Страница 4 из 59
Сталин снова твердо кивнул. Владимир Ильич взял другой листочек:
— «Если мы заключаем сепаратный мир, мы в наибольшей, возможной для данного момента степени освобождаемся от обеих враждующих империалистических групп, используя их вражду и войну, — затрудняющую им сделку против нас, — используем, получая известный период развязанных рук для продолжения и закрепления социалистической революции». — Он бросил листочек, глаза его сощурились лукавой хитростью. — Для спасения революции три миллиарда контрибуции не слишком дорогая цена…
Сталин сказал вполголоса:
— То, что германский пролетариат ответит на демонстрацию в Брест-Литовске немедленным восстанием, — это одно из предположений — столь же вероятное, как любая фантазия… А то, что германский штаб ответит на демонстрацию в Брест-Литовске немедленным наступлением по всему фронту, — это несомненный факт…

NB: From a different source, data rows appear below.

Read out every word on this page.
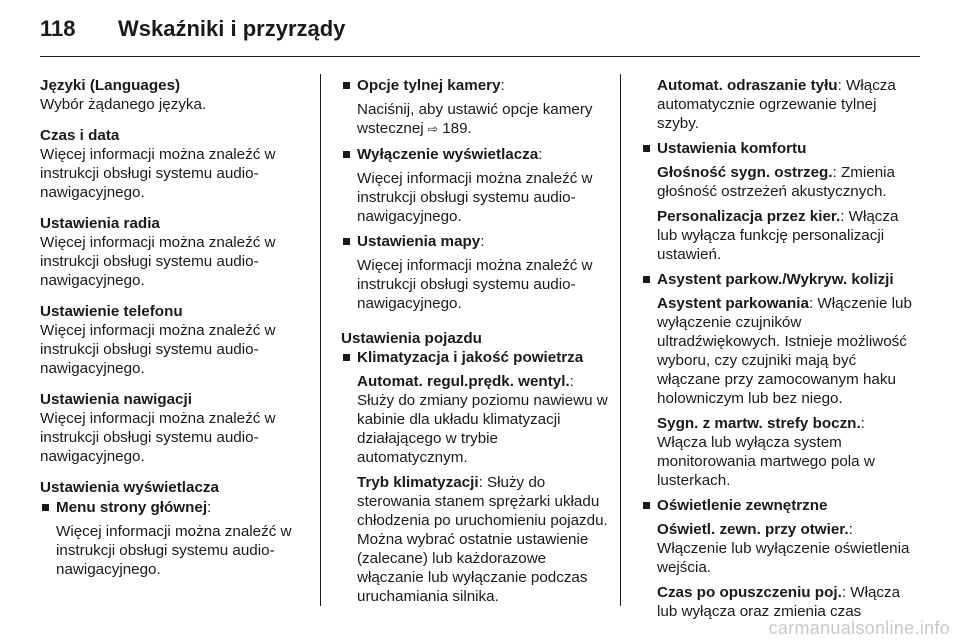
118 Wskaźniki i przyrządy
Języki (Languages)
Wybór żądanego języka.
Czas i data
Więcej informacji można znaleźć w instrukcji obsługi systemu audio-nawigacyjnego.
Ustawienia radia
Więcej informacji można znaleźć w instrukcji obsługi systemu audio-nawigacyjnego.
Ustawienie telefonu
Więcej informacji można znaleźć w instrukcji obsługi systemu audio-nawigacyjnego.
Ustawienia nawigacji
Więcej informacji można znaleźć w instrukcji obsługi systemu audio-nawigacyjnego.
Ustawienia wyświetlacza
Menu strony głównej:
Więcej informacji można znaleźć w instrukcji obsługi systemu audio-nawigacyjnego.
Opcje tylnej kamery:
Naciśnij, aby ustawić opcje kamery wstecznej ⇨ 189.
Wyłączenie wyświetlacza:
Więcej informacji można znaleźć w instrukcji obsługi systemu audio-nawigacyjnego.
Ustawienia mapy:
Więcej informacji można znaleźć w instrukcji obsługi systemu audio-nawigacyjnego.
Ustawienia pojazdu
Klimatyzacja i jakość powietrza
Automat. regul.prędk. wentyl.: Służy do zmiany poziomu nawiewu w kabinie dla układu klimatyzacji działającego w trybie automatycznym.
Tryb klimatyzacji: Służy do sterowania stanem sprężarki układu chłodzenia po uruchomieniu pojazdu. Można wybrać ostatnie ustawienie (zalecane) lub każdorazowe włączanie lub wyłączanie podczas uruchamiania silnika.
Automat. odraszanie tyłu: Włącza automatycznie ogrzewanie tylnej szyby.
Ustawienia komfortu
Głośność sygn. ostrzeg.: Zmienia głośność ostrzeżeń akustycznych.
Personalizacja przez kier.: Włącza lub wyłącza funkcję personalizacji ustawień.
Asystent parkow./Wykryw. kolizji
Asystent parkowania: Włączenie lub wyłączenie czujników ultradźwiękowych. Istnieje możliwość wyboru, czy czujniki mają być włączane przy zamocowanym haku holowniczym lub bez niego.
Sygn. z martw. strefy boczn.: Włącza lub wyłącza system monitorowania martwego pola w lusterkach.
Oświetlenie zewnętrzne
Oświetl. zewn. przy otwier.: Włączenie lub wyłączenie oświetlenia wejścia.
Czas po opuszczeniu poj.: Włącza lub wyłącza oraz zmienia czas
carmanualsonline.info
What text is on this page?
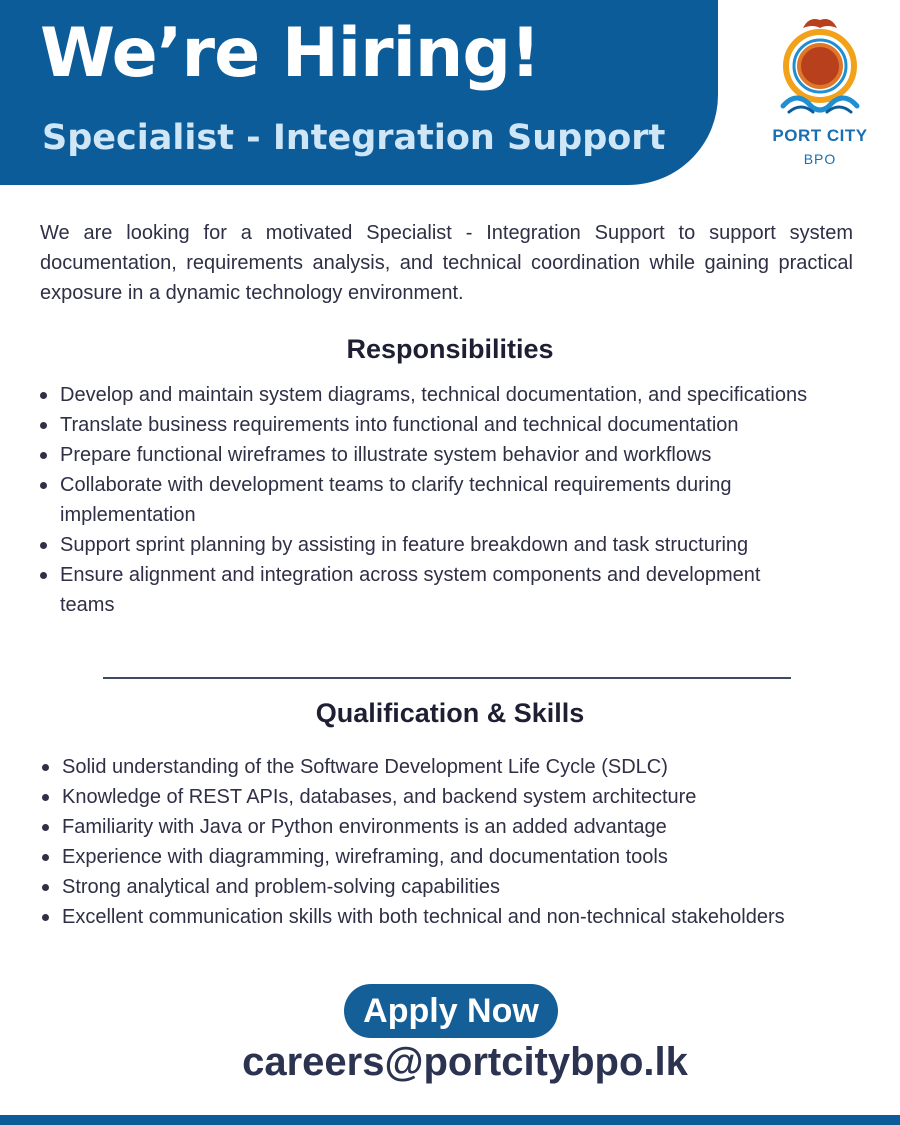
We’re Hiring!
Specialist - Integration Support	PORT CITY
BPO

We are looking for a motivated Specialist - Integration Support to support system documentation, requirements analysis, and technical coordination while gaining practical exposure in a dynamic technology environment.

Responsibilities
Develop and maintain system diagrams, technical documentation, and specifications
Translate business requirements into functional and technical documentation
Prepare functional wireframes to illustrate system behavior and workflows
Collaborate with development teams to clarify technical requirements during implementation
Support sprint planning by assisting in feature breakdown and task structuring
Ensure alignment and integration across system components and development teams
Qualification & Skills
Solid understanding of the Software Development Life Cycle (SDLC)
Knowledge of REST APIs, databases, and backend system architecture
Familiarity with Java or Python environments is an added advantage
Experience with diagramming, wireframing, and documentation tools
Strong analytical and problem-solving capabilities
Excellent communication skills with both technical and non-technical stakeholders
Apply Now
careers@portcitybpo.lk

— Совершенно верно… И еще, — если мы заключаем мир, мы можем сразу обменяться военнопленными и этим самым мы в Германию перебросим громадную массу людей, видевших нашу революцию на практике…
Иван Гора осторожно кашлянул:
— Владимир Ильич, аппарат работает…
— Великолепно! — Ленин торопливо подошел к телефону, вызвал Свердлова. Иван Гора, уходя за дверь, слышал его веселый голос:
— …Так, так, — «левые» ломали стулья на съезде… А у меня сведения, что одного из их петухов на Путиловском заводе чуть не побили за «революционную» войну… В том-то и дело: рабочие прекрасно отдают себе отчет… Яков Михайлович, значит, завтра ровно в час собирается ЦК… Да, да… Вопрос о мире…
По коридору к Ивану Горе, звонко в тишине топая каблуками по плитам, шел человек в бекеше и смушковой шапке.
— Я был наверху, товарищ, там сказали — Владимир Ильич сошел вниз, — торопливо проговорил он, подняв к Ивану Горе разгоревшееся от мороза крепкое лицо, с коротким носом и карими веселыми глазами. — Мне его срочно, на два слова…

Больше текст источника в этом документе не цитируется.